Parashat T’rumah
D’VAR TORAH Parashat T’rumah February 20, 2026 3 Adar 5786
Rabbi David Edleson Temple Sinai South Burlington
Make for Me a Sanctuary that I May Dwell in You
וְעָ֥שׂוּ לִ֖י מִקְדָּ֑שׁ וְשָׁכַנְתִּ֖י בְּתוֹכָֽם׃
“Make Me a sanctuary that I may dwell among you.”
This is the command that God gives to Moses at the beginning of this week’s Torah portion, Parashat T’rumah. The portion is focused on generosity, and people voluntarily giving of their wealth, skills and time to create the elaborate tent that becomes the desert Sanctuary, known as the Mikdash or the Mishkan.
The Torah gives a great deal of space to the details of this Sanctuary, repeating and elaborating on them in tremendous detail. It says that Moses should create the Sanctuary according to the tavnit, or blueprint God showed Moses on Sinai.
Human cultures have long been very drawn to creating Sanctuaries, places where the divine can dwell, and where we sense the divine in more concentrated and powerful ways than we do in our day to day lives.
Of course, this eventually becomes Solomon’s Temple in Jerusalem.
After the destruction of the Temple by the Romans in 70 CE, the Rabbis made a radical and deeply meaningful shift in the Jewish idea of the Sanctuary. They charged us to make our homes a “Mikdash Me’at” or a small Sanctuary, where the divine dwells around our table and families.
But the Rabbis, interpreting this line from our portion, also offer a more personal understanding of what it means to “Make Me a Sanctuary that I may dwell among you.” In Hebrew, “among you” b’tocham, can equally mean “within you.” In this reading, the Rabbi’s teach that making a Sanctuary also means making of your heart a Sanctuary so that God might dwell within you, in your heart and your mind and your spirit.
This builds on many verses. Psalm 51 prays that God “Create a Pure Heart within Me” that I might have a willing spirit.
Deuteronomy 10:16 reminds us that in life, hurt and fear can create a hard heart in us, a calloused heart, and so we must “Cut away, therefore, the thickening about your hearts and stiffen your necks no more.”
There are many Sanctuaries where we experience the divine. Maybe it is in nature. Maybe it is with family or our children’s eyes, or our pet’s eyes. Maybe it is in synagogue or at the Kotel in Jerusalem. But one of the most profound moves our tradition made was to name our homes as a key dwelling place of the Divine, and even more personally, that we must make our hearts into a Sanctuary so that God may dwell in us.
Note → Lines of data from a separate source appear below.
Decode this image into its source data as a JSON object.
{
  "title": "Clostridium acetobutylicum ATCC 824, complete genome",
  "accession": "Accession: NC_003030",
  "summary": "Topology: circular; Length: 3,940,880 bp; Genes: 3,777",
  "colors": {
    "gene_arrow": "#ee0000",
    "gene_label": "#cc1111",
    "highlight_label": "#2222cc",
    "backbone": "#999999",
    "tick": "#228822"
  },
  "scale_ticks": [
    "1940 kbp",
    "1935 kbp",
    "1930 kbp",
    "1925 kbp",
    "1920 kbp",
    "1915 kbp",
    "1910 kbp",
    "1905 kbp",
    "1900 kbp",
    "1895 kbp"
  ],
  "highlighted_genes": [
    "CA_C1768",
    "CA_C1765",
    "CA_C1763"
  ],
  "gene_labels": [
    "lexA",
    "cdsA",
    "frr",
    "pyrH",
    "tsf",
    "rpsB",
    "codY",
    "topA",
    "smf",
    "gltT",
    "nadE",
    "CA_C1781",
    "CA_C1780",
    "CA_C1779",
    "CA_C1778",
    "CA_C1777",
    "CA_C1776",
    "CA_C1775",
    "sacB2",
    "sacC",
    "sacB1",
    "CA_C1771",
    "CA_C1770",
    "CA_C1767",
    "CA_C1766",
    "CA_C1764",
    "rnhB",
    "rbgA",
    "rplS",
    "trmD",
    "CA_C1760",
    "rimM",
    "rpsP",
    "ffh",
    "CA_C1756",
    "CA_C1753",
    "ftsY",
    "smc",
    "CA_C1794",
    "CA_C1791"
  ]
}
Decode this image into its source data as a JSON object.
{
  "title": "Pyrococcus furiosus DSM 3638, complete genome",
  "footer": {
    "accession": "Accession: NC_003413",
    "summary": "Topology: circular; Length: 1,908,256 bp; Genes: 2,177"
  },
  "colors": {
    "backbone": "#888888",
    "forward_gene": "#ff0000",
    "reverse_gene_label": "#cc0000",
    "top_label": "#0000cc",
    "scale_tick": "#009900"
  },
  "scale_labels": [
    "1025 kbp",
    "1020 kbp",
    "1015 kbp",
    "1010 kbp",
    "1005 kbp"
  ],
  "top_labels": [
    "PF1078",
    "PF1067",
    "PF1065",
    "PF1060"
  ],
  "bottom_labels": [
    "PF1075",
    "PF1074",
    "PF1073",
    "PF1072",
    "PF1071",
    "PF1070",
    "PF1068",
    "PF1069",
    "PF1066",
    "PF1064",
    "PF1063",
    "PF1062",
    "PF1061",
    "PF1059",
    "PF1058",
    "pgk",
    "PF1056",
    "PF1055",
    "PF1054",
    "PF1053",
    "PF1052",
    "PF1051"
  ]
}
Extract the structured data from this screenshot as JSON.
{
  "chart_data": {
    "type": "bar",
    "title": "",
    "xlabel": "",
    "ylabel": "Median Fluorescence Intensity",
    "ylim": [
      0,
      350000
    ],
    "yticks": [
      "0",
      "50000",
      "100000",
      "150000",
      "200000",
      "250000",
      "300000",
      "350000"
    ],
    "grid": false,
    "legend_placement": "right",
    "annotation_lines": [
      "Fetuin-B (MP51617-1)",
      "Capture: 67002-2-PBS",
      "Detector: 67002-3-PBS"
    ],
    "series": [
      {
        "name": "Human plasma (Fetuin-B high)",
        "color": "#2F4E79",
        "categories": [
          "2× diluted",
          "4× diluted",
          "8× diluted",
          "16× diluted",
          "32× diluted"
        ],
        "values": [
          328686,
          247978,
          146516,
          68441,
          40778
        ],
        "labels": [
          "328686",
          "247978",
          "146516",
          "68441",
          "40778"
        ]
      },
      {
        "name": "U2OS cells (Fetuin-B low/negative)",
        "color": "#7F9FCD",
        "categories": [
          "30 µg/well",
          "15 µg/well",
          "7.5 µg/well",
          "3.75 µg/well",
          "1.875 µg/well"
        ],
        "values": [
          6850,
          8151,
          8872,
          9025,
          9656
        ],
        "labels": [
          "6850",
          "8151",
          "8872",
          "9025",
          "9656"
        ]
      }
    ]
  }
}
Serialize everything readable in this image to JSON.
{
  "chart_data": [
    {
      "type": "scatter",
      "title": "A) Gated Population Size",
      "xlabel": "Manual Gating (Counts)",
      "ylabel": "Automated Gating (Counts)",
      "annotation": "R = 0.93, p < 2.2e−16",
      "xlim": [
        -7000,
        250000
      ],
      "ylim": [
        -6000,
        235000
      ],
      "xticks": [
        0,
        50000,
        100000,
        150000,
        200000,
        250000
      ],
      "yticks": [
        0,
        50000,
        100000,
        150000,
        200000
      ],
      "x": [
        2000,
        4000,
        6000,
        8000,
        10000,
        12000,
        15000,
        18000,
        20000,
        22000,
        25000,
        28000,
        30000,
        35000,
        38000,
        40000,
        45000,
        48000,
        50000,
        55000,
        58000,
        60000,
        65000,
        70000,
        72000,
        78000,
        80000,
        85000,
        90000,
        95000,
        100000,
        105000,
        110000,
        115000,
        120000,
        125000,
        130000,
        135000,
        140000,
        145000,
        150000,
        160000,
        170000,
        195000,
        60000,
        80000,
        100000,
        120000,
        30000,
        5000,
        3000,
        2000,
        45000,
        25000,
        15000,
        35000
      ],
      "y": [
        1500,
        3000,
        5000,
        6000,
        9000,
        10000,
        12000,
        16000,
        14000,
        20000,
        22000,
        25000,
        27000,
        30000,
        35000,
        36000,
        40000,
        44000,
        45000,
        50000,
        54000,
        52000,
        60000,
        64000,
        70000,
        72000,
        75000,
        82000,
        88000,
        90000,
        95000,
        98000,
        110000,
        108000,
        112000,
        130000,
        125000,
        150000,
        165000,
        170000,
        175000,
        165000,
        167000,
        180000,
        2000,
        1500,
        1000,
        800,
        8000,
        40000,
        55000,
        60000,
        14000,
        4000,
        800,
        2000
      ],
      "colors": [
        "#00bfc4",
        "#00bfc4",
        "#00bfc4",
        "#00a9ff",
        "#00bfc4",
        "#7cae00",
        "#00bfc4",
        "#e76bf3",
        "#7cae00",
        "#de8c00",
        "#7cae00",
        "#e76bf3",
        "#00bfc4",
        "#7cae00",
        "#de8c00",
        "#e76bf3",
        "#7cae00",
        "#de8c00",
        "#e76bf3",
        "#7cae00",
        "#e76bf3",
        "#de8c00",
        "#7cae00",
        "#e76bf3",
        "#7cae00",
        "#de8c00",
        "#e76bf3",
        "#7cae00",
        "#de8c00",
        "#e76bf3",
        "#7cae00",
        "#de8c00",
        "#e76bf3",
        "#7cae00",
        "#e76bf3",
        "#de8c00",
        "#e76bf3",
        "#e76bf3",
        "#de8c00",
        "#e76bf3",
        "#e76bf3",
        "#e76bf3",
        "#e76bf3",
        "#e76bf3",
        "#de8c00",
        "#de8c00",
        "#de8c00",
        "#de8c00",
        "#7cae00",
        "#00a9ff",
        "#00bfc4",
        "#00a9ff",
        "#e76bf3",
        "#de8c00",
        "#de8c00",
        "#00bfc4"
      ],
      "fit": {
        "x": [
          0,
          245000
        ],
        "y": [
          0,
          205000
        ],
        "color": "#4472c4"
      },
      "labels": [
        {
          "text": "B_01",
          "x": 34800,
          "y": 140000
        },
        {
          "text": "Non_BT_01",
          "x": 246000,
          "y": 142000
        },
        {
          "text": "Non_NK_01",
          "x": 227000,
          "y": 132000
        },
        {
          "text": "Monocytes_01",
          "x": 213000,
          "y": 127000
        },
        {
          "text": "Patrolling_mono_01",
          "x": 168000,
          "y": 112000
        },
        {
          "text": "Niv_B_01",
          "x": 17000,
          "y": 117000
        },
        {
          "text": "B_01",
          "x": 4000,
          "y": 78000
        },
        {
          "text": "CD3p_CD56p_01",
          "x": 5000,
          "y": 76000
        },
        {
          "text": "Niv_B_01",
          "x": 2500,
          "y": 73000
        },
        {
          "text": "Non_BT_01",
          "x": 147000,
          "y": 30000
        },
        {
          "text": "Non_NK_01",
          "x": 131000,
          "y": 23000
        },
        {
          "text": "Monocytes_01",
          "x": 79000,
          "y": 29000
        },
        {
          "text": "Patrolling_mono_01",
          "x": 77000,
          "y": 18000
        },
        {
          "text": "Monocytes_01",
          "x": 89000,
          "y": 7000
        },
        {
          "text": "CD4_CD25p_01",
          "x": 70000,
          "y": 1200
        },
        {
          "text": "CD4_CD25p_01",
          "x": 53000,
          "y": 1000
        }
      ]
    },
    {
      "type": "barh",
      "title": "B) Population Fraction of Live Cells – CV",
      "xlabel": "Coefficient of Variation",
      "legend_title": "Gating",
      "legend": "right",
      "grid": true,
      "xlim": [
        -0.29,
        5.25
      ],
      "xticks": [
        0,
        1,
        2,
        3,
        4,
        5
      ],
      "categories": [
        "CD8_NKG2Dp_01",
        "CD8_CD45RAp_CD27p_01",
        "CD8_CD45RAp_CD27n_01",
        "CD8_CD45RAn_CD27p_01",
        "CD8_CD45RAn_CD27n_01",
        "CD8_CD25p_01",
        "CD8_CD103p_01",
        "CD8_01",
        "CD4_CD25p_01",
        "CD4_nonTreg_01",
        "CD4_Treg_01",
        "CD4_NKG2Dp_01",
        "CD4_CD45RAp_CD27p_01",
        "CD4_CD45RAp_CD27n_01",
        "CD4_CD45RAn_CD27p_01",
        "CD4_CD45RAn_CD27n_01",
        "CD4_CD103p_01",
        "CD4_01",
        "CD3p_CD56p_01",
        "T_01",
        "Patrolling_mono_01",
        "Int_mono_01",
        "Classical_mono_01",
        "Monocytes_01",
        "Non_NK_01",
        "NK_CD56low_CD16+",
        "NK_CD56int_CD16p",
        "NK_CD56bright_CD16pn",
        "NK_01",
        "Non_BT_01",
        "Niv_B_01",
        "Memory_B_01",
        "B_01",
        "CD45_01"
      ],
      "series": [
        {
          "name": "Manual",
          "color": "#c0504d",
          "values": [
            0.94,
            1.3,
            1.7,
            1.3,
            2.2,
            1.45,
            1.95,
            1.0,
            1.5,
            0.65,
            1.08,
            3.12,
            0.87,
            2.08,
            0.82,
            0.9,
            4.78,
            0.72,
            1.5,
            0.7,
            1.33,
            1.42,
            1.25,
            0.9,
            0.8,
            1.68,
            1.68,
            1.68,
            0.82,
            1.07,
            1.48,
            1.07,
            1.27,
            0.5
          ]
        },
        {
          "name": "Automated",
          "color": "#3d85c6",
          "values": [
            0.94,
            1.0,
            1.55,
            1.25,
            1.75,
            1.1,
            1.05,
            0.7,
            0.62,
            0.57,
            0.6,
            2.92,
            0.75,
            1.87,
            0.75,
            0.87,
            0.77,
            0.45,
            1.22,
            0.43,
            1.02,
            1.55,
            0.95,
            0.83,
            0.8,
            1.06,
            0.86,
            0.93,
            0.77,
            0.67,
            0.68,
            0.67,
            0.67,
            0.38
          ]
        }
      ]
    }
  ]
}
It takes work: the work of forgiving, the work of cutting the callous away from our hearts that we might have more empathy and love for one another and for the immigrants among us. It takes prayer, and helping the vulnerable, and a conscious effort to CHOOSE LIFE, to choose the path of love and care when we can.
And if we do this work, we are promised that the divine will be very near to us, in our mouths and our hearts. In a passage we read on Yom Kippur, we are told that if we live up to our covenant, “Then the ETERNAL your God will open up your heart and the hearts of your offspring—to love the ETERNAL your God with all your heart and soul, in order that you may live.”